But it's a tradition or a way of cooking so i respect!
At home I will try!


----------



## GB

jackjonson said:


> I work in an italian restaurant and if a chief does something like that can loose his job in few minutes!


How does he make Risotto then? once of the first steps in making risotto is to brown the rice in oil.


----------



## Andy M.

GB said:


> How does he make Risotto then? once of the first steps in making risotto is to brown the rice in oil.



Risotto recipes I've seen call for coating the rice with the oil/butter but not to brown it.  One recipe I've used specifically tells you the onion and rice should not be cooked to the point adding color.

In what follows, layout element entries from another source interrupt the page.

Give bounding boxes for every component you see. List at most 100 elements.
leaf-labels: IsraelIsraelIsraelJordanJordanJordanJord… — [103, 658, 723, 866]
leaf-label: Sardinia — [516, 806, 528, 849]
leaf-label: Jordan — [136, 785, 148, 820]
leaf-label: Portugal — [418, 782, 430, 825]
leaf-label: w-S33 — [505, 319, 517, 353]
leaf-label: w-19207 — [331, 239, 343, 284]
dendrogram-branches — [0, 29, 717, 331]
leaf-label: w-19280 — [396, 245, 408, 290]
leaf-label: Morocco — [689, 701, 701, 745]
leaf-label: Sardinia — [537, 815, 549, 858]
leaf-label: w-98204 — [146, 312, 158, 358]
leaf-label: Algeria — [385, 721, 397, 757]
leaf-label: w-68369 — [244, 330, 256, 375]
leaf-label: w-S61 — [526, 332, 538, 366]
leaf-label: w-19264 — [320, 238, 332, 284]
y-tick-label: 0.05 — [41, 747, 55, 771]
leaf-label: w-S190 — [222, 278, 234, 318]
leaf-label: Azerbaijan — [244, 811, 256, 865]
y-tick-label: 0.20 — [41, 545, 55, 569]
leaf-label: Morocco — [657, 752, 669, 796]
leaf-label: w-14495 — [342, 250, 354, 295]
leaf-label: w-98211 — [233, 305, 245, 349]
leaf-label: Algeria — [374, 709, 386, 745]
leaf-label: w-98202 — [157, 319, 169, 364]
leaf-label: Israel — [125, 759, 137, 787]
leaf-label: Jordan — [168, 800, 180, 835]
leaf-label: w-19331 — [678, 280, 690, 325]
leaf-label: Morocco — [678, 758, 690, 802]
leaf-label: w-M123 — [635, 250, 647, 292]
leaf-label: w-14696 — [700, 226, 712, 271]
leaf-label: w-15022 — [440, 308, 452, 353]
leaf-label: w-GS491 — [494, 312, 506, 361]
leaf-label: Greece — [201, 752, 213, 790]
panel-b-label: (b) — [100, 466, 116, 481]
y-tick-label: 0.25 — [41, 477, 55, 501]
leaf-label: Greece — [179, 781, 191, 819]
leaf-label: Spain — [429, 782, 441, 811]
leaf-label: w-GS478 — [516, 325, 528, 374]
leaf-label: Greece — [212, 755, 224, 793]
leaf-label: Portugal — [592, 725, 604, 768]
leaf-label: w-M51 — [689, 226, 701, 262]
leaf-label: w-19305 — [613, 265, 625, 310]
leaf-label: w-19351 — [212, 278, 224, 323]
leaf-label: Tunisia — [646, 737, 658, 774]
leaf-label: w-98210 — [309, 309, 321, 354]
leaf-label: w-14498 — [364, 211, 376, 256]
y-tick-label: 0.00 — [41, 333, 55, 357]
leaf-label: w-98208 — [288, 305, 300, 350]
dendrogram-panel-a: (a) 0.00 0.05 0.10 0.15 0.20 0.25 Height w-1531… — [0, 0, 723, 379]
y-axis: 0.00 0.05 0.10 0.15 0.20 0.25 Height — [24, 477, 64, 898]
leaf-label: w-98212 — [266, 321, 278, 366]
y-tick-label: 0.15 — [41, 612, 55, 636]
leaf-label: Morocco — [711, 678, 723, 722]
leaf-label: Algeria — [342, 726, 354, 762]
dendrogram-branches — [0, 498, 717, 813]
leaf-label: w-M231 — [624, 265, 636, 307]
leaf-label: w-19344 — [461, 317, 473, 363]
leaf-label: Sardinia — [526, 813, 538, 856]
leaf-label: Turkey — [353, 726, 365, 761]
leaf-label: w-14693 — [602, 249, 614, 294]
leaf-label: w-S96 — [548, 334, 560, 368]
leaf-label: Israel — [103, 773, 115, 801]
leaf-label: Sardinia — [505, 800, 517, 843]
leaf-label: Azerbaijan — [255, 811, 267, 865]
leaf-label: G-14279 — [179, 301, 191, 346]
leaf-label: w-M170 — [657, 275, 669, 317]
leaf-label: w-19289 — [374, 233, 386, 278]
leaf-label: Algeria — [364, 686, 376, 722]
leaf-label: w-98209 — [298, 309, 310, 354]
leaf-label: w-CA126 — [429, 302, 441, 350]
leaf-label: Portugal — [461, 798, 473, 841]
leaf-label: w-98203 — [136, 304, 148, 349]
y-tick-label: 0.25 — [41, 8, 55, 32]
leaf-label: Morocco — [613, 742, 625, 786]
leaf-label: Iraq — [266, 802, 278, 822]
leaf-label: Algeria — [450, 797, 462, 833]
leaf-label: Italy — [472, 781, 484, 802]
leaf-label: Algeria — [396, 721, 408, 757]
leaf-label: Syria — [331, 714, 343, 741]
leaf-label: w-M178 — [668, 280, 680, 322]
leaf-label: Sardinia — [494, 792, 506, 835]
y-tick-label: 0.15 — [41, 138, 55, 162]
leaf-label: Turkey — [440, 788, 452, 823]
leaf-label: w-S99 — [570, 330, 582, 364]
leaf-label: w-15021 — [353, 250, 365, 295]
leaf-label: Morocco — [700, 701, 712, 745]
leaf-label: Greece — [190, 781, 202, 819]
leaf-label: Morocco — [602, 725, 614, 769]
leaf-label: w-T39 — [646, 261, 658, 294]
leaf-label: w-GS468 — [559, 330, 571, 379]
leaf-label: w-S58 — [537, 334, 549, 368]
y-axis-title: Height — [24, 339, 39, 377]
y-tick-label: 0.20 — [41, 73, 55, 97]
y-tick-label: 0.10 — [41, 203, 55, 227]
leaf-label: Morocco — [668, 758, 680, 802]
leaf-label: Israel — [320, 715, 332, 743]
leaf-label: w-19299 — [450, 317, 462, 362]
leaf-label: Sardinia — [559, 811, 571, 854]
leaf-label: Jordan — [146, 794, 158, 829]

When I make pilaf, I brown the pasta in butter until both the butter and the pasta are brown, then I add the rice and stir to coat followed by the broth.


----------



## GB

Yes, I guess you are right Andy. Guess I should read what I post more carefully when I post first thing in the morning  Thanks for catching that.


----------



## Nicholas Mosher

When I make pilaf I melt the butter over medium heat, and then add the rice and pasta.  Continuing over medium heat, the pasta browns, the rice "opens up" (but doesn't brown), and by this point the butter is also nice and nutty.  Then I toss in the minced onion, which quickly sweats out from the loaded thermal mass of the pasta/rice.  I give a splash of alcohol, add my stock, bring to a simmer, then cover and place in an oven to absorb the fluids.

My favorite way to finish it is with toasted nuts and thinly sliced scallions folded in a few minutes after it's out of the oven.  Sometimes I'll add raisins or dried cranberries depending on what it's served with.  Just on it's own, I often use brown rice.

Another favorite (and totally untraditional!) pairing is with Chicken or Veal Marsala.  I use Marsala in the rice along with ground dried porcini.


----------



## zfranca

They don't brown the pasta. They simply let the pasta absorb the seasoning of the oil and herbs before adding the liquid. It is the technique used in risotto I am omitting the ingredients and giving you just the directions)
** 
*Directions**:*
Keep the broth on simmer.

In a sauté pan, over medium-high heat, cook the diced onion with half of the butter and oil until translucent (If you want the marrow, add it now, and incorporate it well by smashing it).

Add rice, mixing with a wooden spoon until shiny (about one minute). Add wine and let it evaporate. Add one ladle of broth. Lower the heat to maintain a gentle boiling. When the rice has absorbed all the liquid, add another ladle, and so on, stirring occasionally uncovered. You are allowed _to cheat,_ by adding two or more ladles at the beginning, most importantly is that you do not put a lid on it and that you do not add excessive liquid towards the end. All the liquid has to be absorbed. Taste it, the grain of rice has to be _Al dente_, (slightly undercooked). Adjust salt and pepper if necessary (depending if you have salted your stock or not). You may have some broth left, keep it for future use.

Take off the heat and incorporate the remaining butter and parmesan cheese, serve immediately, or the rice will overcook. This technique of adding liquid in steps will avoid overcooking the rice and will give the rice a distinctive flavor not found in boiled rice. The whole process should take about 45 minutes, less if you use white rice (Arborio).


----------